Despite the recent challenges of poor consumer sentiment, online competition and rising costs, a select few retailers have excelled. One such example is the rather aptly named Super Retail Group (ASX: SUL), which owns some familiar brands, including Rebel Sport, Supercheap Auto and BCF.
An impressive run
Since listing a decade ago, the business has seen consistent growth in its sales, and by no small measure. Super Retail Group has achieved an impressive annual compound growth of over 21% in revenue, and an even more impressive 27% rise in net profit. That stunning result has delivered 35-fold gains for investors who owned shares when the company listed. So much for the death of bricks and mortar retailing!
A big part of the story has been a rapid expansion in store numbers. For example, since listing in 2004, the company has grown its network of Supercheap Auto stores from 176 to 288 today.
It has also been rather aggressive in expanding into new categories, most notably with the move into sports retailing with the acquisition of Rebel Sport in 2011. Indeed, the sports retailing segment now contributes over one third of group sales.
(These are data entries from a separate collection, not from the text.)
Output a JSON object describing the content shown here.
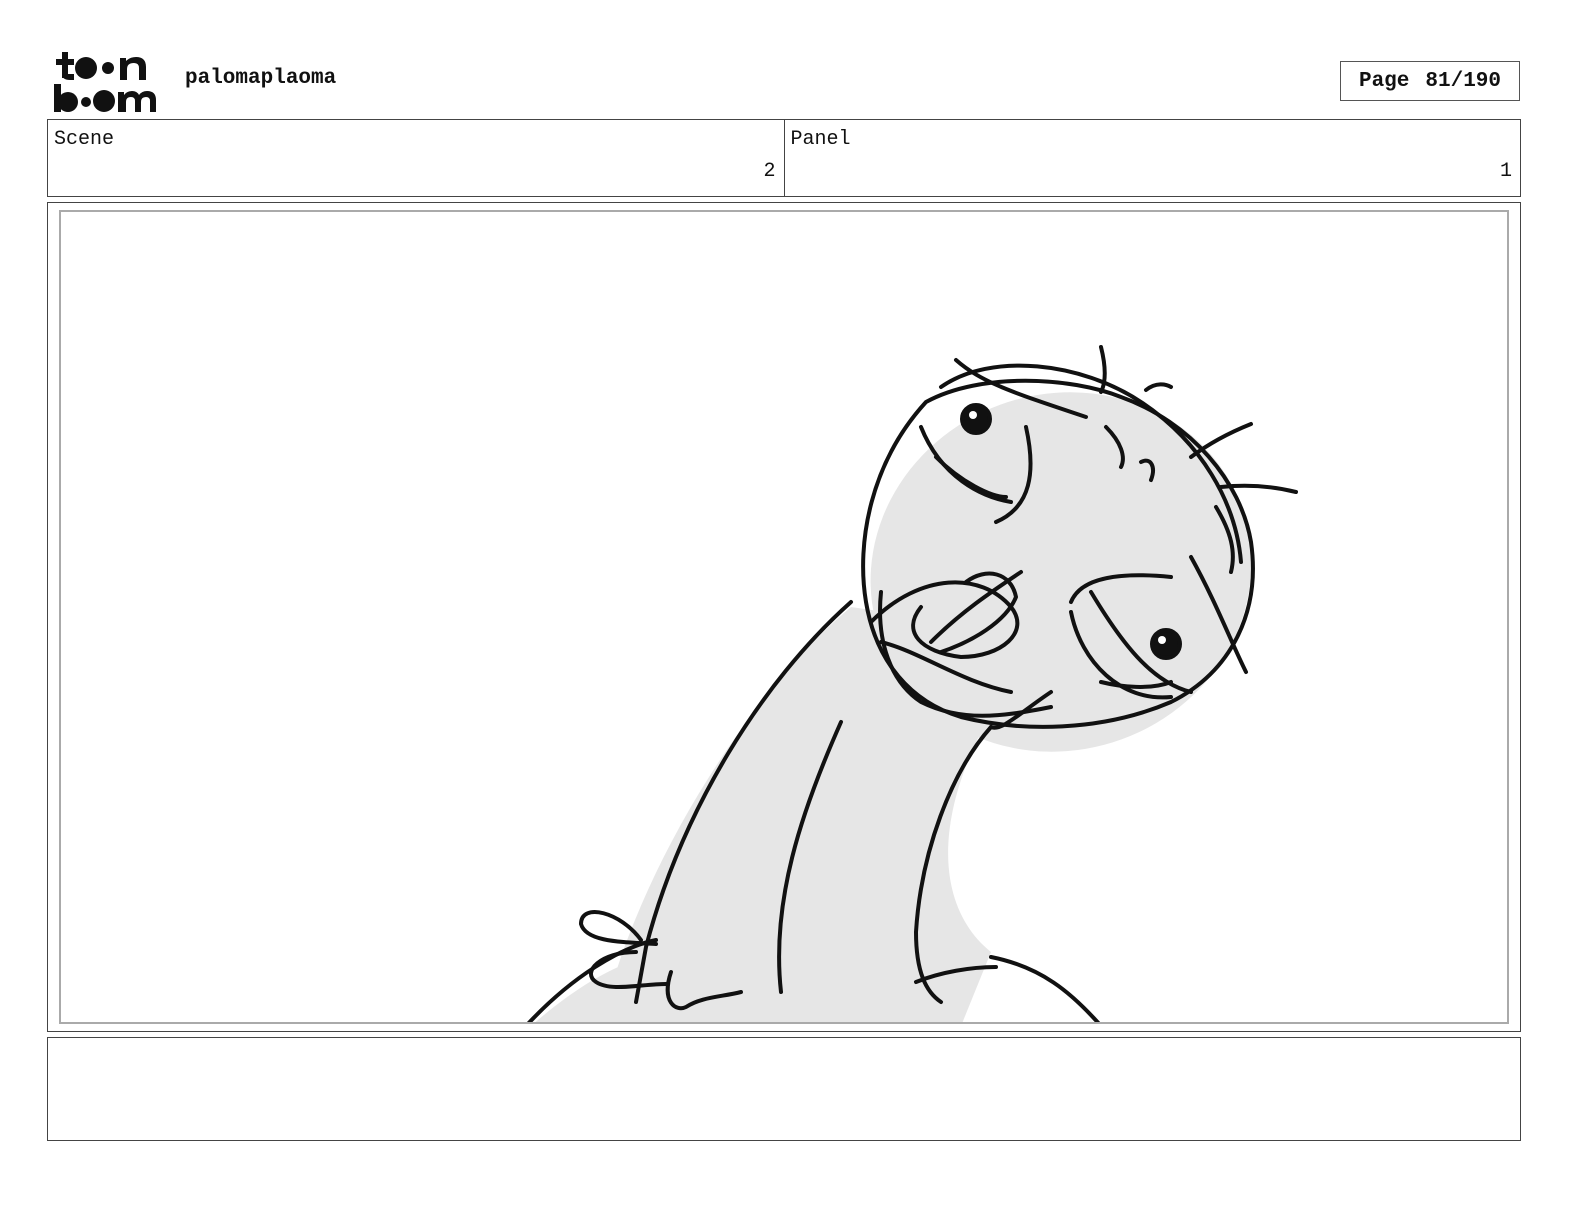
{
  "header": {
    "logo_text": "toon boom",
    "project_name": "palomaplaoma",
    "page_label": "Page",
    "page_number": "81/190"
  },
  "scene": {
    "label": "Scene",
    "value": "2"
  },
  "panel": {
    "label": "Panel",
    "value": "1"
  },
  "panel_image": {
    "icon": "storyboard-sketch-character"
  },
  "notes": {
    "text": ""
  }
}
Across all of its divisions — auto, leisure and sports — the business now has over 600 outlets.
It is however wrong to assume that growth has come purely from the purchase or roll out of new stores, with like for like sales also showing a very impressive improvement over time — over 5% per annum since the GFC, which is quite remarkable.
Retail is detail
This is attributable to a host of factors, including a strong focus on employee and customer engagement, strong business analytics (that is, they really endeavour to understand their customers), a broad and relevant product mix and competitive pricing.
Importantly, although categories such as automotive, sports and leisure appear to be unrelated, they share some important characteristics. Firstly, the average ‘basket size’, or the amount customers tend to purchase when they visit, is typically low. For example, Supercheap Auto customers spend just $35 per visit, on average.
While consumers tend to spend less when times are tough, that’s not always the case for lower priced products. Indeed our spending on small ‘feel good’ items will often increase — what economists refer to as the ‘lipstick effect’.
Another shared attribute is that all the group’s categories cater to enthusiasts, or at least hobbyists. A fisherman is unlikely to give up his favourite pastime because the economy is not doing well, especially when said pastime is relatively inexpensive!
That was then, this is now
Despite all the above, the company and shareholders have recently experienced a change of fortune. After hitting a record high of $14.04 in November last year, Super Retail shares have since lost a third of their value.
Investors had become accustomed to the heady rates of growth discussed earlier, and so when the business recently revealed a 5.8% rise in first half sales and a 1.7% lift in profit, it came as something of a shock to many.
Rising costs, increased investment and discounting have all taken a toll, as has reduced spending in the group’s leisure division.
Down but not out
At $14, with a trailing P/E of 24 times, Super Retail Group’s shares were priced for something close to perfection, inferring high expectations for profit growth. When that wasn’t delivered, the subsequent share price fall to just over $9 was the predictable result.
Though the business has proven highly resilient in the past, and although the rate of growth has slowed, it is nevertheless still growing, and indeed continues to have good prospects for the future. Investors must be mindful to accept the changing nature of the business and price shares according to the more benign, though still attractive, prospects for the company.
Super Retail Group shares may look cheap when measured against recent highs, though are arguably still not necessarily cheap in absolute terms. The company has proven itself as an outstanding retailer and one well worth keeping on the watchlist. With shares perhaps best described as ‘fair value’, there is no need for investors to rush.